Rocznik 2005: Dwa obronione karne Ginała

Ekstraliga 2005
STF Champion Warszawa - Broń Radom 4:1 (1:0)
Bramka: Kowalski z karnego
Ginał (70 Ciecierski) - Kapturski Głogowski Kapusta Szczęsny Gocel (65 Bryks) Romelczyk (70 Pyka) Kowalski Antochowski (46 Makowski) Kacprzak (65 Bieńkowski) Ankurowski (70 Bielawski).
Nie udał się naszej druzynie wyjazd do stolicy. Na uwagę zasługuje kapitalna gra naszego bramkarza. Wojtek Ginał, który latem grywał w sparingach seniorów, w pierwszej połowie obronił dwa rzuty karne. Ostatecznie uratował drużynę od wyższej porażki.

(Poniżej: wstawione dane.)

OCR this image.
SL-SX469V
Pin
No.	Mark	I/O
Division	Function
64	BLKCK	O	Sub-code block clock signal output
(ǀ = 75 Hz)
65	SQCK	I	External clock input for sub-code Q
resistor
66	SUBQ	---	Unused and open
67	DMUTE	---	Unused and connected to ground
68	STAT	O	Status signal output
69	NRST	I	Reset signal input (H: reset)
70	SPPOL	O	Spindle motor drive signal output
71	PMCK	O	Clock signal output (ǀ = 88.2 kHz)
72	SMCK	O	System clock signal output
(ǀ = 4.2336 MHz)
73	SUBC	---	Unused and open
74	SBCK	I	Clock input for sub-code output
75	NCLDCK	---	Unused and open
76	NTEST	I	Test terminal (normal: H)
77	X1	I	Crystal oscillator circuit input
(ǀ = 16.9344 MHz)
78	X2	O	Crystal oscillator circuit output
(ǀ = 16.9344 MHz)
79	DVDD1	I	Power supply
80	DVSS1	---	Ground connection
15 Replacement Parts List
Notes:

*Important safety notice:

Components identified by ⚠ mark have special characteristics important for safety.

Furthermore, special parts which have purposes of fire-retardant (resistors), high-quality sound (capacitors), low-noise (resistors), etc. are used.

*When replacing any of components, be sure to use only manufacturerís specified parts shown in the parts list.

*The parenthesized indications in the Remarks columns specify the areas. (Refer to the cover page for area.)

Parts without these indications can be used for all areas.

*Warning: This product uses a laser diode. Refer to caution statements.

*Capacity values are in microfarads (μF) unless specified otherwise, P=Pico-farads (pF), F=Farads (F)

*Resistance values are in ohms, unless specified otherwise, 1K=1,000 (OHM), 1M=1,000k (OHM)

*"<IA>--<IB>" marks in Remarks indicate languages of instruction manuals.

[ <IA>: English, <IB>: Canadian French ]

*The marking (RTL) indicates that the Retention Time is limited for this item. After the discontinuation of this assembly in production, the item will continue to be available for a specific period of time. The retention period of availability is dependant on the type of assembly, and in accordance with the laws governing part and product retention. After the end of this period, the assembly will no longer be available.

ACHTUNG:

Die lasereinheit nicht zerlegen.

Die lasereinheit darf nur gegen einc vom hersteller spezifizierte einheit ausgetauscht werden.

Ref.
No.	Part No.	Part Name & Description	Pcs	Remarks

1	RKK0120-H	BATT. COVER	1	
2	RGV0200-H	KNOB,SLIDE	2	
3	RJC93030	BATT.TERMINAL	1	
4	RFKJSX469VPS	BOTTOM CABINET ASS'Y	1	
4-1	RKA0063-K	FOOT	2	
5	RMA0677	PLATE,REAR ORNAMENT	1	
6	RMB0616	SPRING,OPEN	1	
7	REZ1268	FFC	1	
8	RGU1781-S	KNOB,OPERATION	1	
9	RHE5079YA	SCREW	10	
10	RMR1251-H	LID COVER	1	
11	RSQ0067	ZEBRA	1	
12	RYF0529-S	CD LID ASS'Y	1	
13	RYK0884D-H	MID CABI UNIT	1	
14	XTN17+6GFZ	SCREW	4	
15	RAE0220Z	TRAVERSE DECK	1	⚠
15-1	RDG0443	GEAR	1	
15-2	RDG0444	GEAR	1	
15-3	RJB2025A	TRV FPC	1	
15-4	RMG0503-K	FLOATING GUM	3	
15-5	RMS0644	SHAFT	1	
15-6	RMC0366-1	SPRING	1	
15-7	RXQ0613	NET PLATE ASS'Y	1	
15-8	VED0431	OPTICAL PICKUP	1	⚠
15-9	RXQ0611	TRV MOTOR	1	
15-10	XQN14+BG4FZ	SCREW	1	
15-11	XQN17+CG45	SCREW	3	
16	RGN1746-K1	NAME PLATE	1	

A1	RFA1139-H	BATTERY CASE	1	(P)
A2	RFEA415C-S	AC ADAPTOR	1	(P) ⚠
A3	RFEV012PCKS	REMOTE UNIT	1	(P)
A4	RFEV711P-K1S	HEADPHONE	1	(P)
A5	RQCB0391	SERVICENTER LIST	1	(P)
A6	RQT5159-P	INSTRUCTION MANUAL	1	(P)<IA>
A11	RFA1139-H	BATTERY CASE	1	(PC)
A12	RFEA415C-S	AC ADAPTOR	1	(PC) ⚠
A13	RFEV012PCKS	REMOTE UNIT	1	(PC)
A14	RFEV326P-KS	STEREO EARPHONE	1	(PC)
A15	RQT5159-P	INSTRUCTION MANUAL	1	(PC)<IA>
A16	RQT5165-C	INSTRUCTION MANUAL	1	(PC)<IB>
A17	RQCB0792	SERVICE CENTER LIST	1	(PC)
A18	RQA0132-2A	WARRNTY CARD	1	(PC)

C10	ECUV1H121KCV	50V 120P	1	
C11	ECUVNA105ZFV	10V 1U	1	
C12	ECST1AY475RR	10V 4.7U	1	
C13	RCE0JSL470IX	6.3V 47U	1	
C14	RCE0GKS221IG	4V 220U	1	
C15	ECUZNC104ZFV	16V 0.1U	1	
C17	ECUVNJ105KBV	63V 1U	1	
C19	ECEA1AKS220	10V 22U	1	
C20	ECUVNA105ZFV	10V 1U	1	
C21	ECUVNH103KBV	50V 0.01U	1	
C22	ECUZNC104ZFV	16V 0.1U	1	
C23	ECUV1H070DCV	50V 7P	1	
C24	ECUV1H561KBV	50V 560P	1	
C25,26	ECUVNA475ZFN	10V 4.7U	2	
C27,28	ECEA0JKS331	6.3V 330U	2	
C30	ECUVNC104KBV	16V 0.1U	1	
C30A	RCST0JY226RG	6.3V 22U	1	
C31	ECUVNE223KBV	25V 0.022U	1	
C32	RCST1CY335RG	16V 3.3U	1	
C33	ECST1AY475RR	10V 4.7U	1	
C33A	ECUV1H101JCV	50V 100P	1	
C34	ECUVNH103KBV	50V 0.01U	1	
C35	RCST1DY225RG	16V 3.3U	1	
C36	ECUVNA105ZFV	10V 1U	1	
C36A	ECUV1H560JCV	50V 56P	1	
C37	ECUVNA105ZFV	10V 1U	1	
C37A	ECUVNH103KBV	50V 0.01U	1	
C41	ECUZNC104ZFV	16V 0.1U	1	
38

"W pierwszej połowie nasze akcje kończyły się w pobliżu pola karnego gospodarzy i niewiele z tego wynikało.Przeciwnik mocno gnębił naszą defensywę,był znacząco szybszy i silniejszy. Nasze ataki były rozbijane przez mocnych defensorów.Nasz bramkarz obronił dwa rzuty karne pięknymi paradami i zeszliśmy na przerwę  przegrywając 0-1. Druga połowa znacznie lepsza z naszej strony,pod kątem groźnych  sytuacji,które mogły być zamienione na przynajmniej dwa gole.Niestety zawodnicy nie mogli  poradzić sobie z bardzo szybkimi i silnymi zawodnikami formacji ofensywnej Championa,którzy wbili jeszcze trzy gole.Honorowego gola z rzutu karnego zdobył sam poszkodowany,czyli kapitan zespołu Kuba.Jak zawsze nie obyło się bez poważnych błędów w ustawieniu,czy w podejmowaniu optymalnych decyzji do danej sytuacji.Pomimo porażki,cieszy fakt,że chłopcy się starali do końca spotkania,a zmiennicy dali dobry impuls drużynie. Zagrali wszyscy dostępni zawodnicy w tym dniu. Dwa ,,nowe nabytki" dostały po 45 min. gry. Walczymy dalej,pracujemy,rozwijamy się" - relacjonował nam trener Dariusz Różański.